Une seconde caractéristique est le nombre de mécanismes, un mécanisme étant un déplacement infinitésimal particulier des nœuds tel que les variations de longueur induites des éléments soient nulles, au moins au premier ordre : les mécanismes traduisent donc la souplesse de la structure. La théorie laisse entrevoir que plus il y a d’états d’autocontrainte, plus il y a de mécanismes.
Mais encore fallait-il que ce logiciel soit adapté aux structures en tenségrité qui, comme déjà dit, présentent une certaine souplesse liée aux mécanismes. L’utilisation du logiciel ToyGL conçu par J. Averseng (déjà cité au début de cet article) a permis de lever en grande partie ces difficultés.
C’est ainsi que l’équipe de projet a pu se lancer dans les simulations numériques en entrant comme données la position des différents nœuds de la structure, la répartition des éléments entre ces nœuds, les paramètres physiques de la structure et les chargements à appliquer.
Une maquette réduite pouvant recevoir une passerelle de 1,5 m de long a été construite, plus modeste que prévu, tant la recherche du dimensionnement a pris du temps. Elle a permis au groupe de se familiariser avec les problématiques techniques liées au montage d’une telle structure complexe et de valider leur processus de dimensionnement sur un exemple concret très résistant.

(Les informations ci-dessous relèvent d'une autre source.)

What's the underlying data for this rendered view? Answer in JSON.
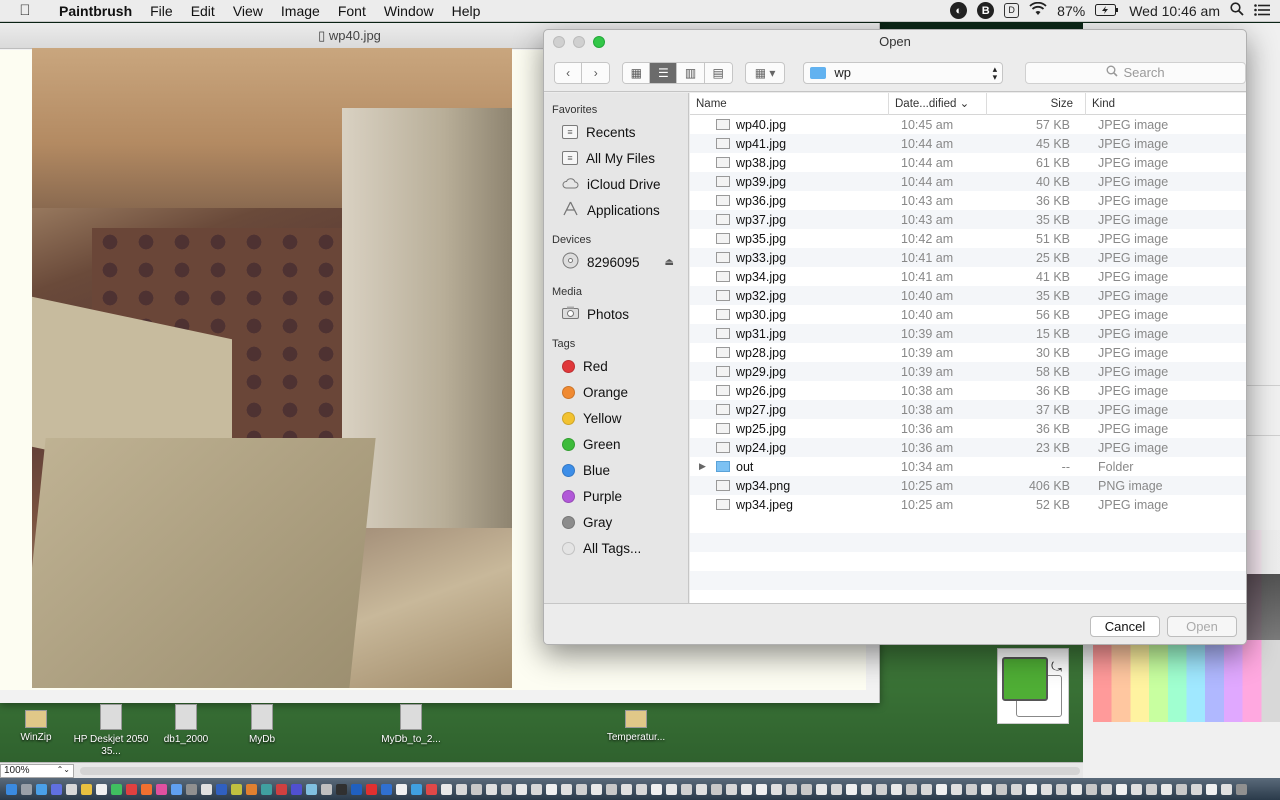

“ Trouver le bon compromis en flèche, poids et niveau d’autocontrainte ”
Le projet a permis à l’équipe de couvrir différents champs scientifiques et de conclure sur une phase pratique réussie. Il aura aussi permis de se rendre compte que la tenségrité, séduisante dans ses atouts et dans ses réalisations créatives, n’est sans doute pas le procédé le plus adapté ni le plus compétitif face aux techniques actuelles utilisées dans le génie civil.
La tenségrité présente en effet deux difficultés : d’une part la liaison entre les barres et les câbles n’est pas ponctuelle, mais sur une surface certes petite mais de forme variable dans trois dimensions, si bien qu’il est complexe d’assurer la rigidité, et d’autre part la réalisation pratique est très laborieuse, ce dont les élèves se sont rendu compte.
Une modélisation 3D de la structure.